I guess technically they aren’t oranges. Tangerines? Clementines? Cuties? Small, tangy, and fragrant. When we had the chance to stay in Fresno for winter break I would climb up into the middle of the tree to pick the fruit his arthritic hands could not reach. We got our last box from Grandpa in 2009 when he was 90 years old. It was his last Christmas in the house that he shared for decades with his beloved Donnie, my Grandmother.
When he passed away the following Thanksgiving, the couple who bought his house invited us over to pick oranges from his tree. After all, it was Ralph who had planted that tree and nurtured it into a seemingly endless supply of sweet fruit that is unmatched by any crate found in the local store. It gave us a sense of normal during a season in which losing someone you love dearly stings so rawly.

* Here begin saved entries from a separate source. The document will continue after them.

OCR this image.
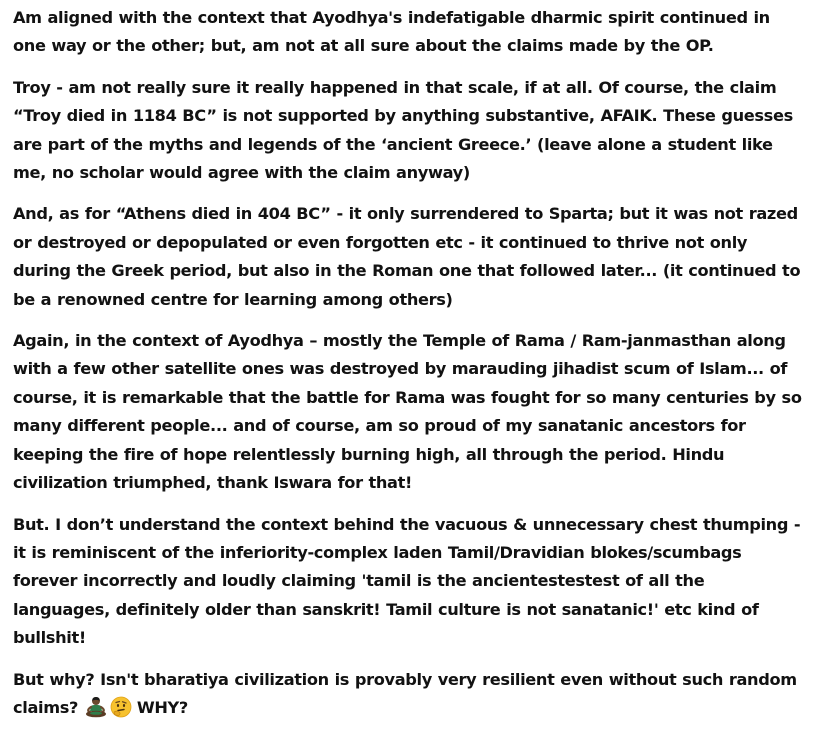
Am aligned with the context that Ayodhya's indefatigable dharmic spirit continued in one way or the other; but, am not at all sure about the claims made by the OP.

Troy - am not really sure it really happened in that scale, if at all. Of course, the claim “Troy died in 1184 BC” is not supported by anything substantive, AFAIK. These guesses are part of the myths and legends of the ‘ancient Greece.’ (leave alone a student like me, no scholar would agree with the claim anyway)

And, as for “Athens died in 404 BC” - it only surrendered to Sparta; but it was not razed or destroyed or depopulated or even forgotten etc - it continued to thrive not only during the Greek period, but also in the Roman one that followed later... (it continued to be a renowned centre for learning among others)

Again, in the context of Ayodhya – mostly the Temple of Rama / Ram-janmasthan along with a few other satellite ones was destroyed by marauding jihadist scum of Islam... of course, it is remarkable that the battle for Rama was fought for so many centuries by so many different people... and of course, am so proud of my sanatanic ancestors for keeping the fire of hope relentlessly burning high, all through the period. Hindu civilization triumphed, thank Iswara for that!

But. I don’t understand the context behind the vacuous & unnecessary chest thumping - it is reminiscent of the inferiority-complex laden Tamil/Dravidian blokes/scumbags forever incorrectly and loudly claiming 'tamil is the ancientestestest of all the languages, definitely older than sanskrit! Tamil culture is not sanatanic!' etc kind of bullshit!

But why? Isn't bharatiya civilization is provably very resilient even without such random claims?	WHY?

Today it is damp and cold, and I have already gone through 2 crates of “cuties” from Safeway. It’s not the same. Today I also received a small perfectly square brown box in the mail. It’s not much, but it was enough to reduce me to tears as I opened it.
Rose and George were his next door neighbors for nearly four decades an along the way were absorbed into the family. They continued on Grandpa Ralph’s tradition for us. My mom received a large box full of these vibrant and juicy gems at their new house.
Thank you for making this Christmas feel more like my own. I miss you forever Grandpa.